2. Stronger Encryption — and New Vulnerabilities

The most immediate impact of quantum computing on everyday life may be invisible but consequential: the security of digital communications. Sufficiently powerful quantum computers will be able to break the public-key encryption that currently protects online banking, email, and e-commerce.

The transition to post-quantum cryptography — new encryption standards designed to resist quantum attacks — is already underway, driven by NIST's 2024 finalisation of the first post-quantum cryptographic standards. However, the migration of legacy systems is slow, and the window of vulnerability between the arrival of cryptographically relevant quantum computers and the completion of the migration represents a significant risk.

"The quantum transition is not a distant threat. The data being encrypted today may be harvested now and decrypted later, once quantum computers become capable enough. This 'harvest now, decrypt later' threat is real and present."

3. More Accurate Weather and Climate Modelling

Quantum computers could transform our ability to model complex systems — including the Earth's atmosphere and climate. Current weather models are limited by the computational cost of simulating fluid dynamics at high resolution across large spatial and temporal scales.

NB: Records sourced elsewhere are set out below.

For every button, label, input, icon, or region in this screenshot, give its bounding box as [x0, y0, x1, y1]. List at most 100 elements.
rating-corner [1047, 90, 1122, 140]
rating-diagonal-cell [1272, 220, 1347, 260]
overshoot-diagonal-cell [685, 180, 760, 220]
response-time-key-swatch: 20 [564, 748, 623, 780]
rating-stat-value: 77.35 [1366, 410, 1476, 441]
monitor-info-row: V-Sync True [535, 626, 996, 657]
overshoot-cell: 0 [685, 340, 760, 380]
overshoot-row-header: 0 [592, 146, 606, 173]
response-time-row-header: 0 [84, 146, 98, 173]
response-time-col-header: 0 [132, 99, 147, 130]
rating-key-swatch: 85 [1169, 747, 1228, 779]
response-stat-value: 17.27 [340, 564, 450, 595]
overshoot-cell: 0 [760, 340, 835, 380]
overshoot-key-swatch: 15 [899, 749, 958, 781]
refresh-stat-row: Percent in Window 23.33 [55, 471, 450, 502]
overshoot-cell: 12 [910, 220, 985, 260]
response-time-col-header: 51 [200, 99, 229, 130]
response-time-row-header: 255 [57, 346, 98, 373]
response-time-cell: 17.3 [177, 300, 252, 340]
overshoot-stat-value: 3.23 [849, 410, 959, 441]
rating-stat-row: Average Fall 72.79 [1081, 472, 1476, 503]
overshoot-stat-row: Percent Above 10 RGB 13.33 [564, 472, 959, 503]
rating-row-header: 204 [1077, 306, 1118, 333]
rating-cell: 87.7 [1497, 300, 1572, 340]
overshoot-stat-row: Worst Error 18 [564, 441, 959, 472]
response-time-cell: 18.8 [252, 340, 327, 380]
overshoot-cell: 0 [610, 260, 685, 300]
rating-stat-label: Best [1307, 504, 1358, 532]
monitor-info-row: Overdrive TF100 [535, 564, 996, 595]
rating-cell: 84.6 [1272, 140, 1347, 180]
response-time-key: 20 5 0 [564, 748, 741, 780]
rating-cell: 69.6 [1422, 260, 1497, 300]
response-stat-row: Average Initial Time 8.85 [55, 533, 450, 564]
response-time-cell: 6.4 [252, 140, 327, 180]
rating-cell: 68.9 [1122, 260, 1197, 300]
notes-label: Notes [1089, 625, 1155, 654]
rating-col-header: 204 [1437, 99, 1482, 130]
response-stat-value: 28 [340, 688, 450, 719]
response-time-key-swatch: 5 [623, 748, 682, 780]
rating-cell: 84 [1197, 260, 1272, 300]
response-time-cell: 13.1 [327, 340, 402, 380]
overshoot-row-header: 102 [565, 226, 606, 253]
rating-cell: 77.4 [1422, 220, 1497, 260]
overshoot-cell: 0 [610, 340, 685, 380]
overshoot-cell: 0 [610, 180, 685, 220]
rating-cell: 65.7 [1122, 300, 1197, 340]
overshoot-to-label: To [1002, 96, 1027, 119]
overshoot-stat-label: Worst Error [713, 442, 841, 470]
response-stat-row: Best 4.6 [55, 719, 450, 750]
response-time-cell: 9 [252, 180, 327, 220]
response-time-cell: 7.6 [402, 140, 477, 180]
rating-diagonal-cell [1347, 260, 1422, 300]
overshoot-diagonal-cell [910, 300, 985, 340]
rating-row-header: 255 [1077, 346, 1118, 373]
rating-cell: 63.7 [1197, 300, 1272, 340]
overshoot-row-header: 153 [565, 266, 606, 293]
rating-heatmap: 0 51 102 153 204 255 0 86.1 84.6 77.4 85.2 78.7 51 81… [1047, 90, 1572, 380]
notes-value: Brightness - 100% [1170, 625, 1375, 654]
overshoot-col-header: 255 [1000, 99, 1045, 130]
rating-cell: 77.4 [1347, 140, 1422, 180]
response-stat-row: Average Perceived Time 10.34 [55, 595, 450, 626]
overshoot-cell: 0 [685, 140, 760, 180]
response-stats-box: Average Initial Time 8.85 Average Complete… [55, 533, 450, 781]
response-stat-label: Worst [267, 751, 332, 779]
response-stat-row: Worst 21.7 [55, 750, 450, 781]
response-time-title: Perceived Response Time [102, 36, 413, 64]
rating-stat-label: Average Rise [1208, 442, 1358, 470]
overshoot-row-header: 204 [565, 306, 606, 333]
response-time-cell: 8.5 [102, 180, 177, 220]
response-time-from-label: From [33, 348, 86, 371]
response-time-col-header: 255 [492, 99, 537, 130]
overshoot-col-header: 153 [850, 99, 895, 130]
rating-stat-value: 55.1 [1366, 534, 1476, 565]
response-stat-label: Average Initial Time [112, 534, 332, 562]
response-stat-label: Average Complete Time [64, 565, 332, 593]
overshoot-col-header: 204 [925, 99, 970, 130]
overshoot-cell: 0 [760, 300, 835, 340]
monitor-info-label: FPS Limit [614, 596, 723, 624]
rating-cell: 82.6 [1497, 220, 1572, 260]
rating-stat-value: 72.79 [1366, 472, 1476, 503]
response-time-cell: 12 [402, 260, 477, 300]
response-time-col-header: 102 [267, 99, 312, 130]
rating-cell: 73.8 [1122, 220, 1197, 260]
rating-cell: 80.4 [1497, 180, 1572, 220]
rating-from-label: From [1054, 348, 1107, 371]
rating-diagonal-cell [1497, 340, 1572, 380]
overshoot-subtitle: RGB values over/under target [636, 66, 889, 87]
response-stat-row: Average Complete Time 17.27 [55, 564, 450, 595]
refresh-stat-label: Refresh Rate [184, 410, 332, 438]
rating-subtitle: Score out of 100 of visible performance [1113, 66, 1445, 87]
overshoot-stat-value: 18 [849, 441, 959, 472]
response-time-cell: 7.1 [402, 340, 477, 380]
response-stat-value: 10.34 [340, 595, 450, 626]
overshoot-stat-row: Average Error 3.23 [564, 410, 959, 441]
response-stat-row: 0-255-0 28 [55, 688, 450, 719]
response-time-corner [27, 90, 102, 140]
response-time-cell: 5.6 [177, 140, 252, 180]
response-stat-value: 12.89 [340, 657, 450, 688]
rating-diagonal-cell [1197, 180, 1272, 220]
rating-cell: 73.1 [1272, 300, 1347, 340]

Quantum algorithms for differential equations and optimisation could enable weather forecasts with significantly greater accuracy and longer useful horizons, with direct benefits for agriculture, disaster preparedness, and energy grid management.

4. Optimised Supply Chains and Logistics

Many of the most economically significant optimisation problems — routing, scheduling, resource allocation — are computationally intractable for classical computers at real-world scale. Quantum optimisation algorithms offer the prospect of finding near-optimal solutions to these problems in practical timeframes.

The implications extend from global shipping and airline scheduling to last-mile delivery and hospital resource management. RAND estimates that quantum-optimised logistics could reduce global supply chain costs by several percentage points — a figure that translates to hundreds of billions of dollars annually.

5. Quantum Sensing for Health and Infrastructure

Quantum technology encompasses more than just quantum computing. Quantum sensors — devices that exploit quantum mechanical effects to achieve measurement precision far beyond classical limits — are already finding applications in medical imaging, navigation, and infrastructure monitoring.

Quantum-enhanced MRI machines could detect tumours at earlier stages. Quantum gravimeters could map underground infrastructure with unprecedented accuracy, reducing the cost and disruption of urban construction. Quantum clocks could enable GPS-independent navigation systems with centimetre-level precision.

Unlike quantum computers, many quantum sensing technologies are already commercially available or in late-stage development, meaning their impact on everyday life may be felt sooner than that of quantum computing.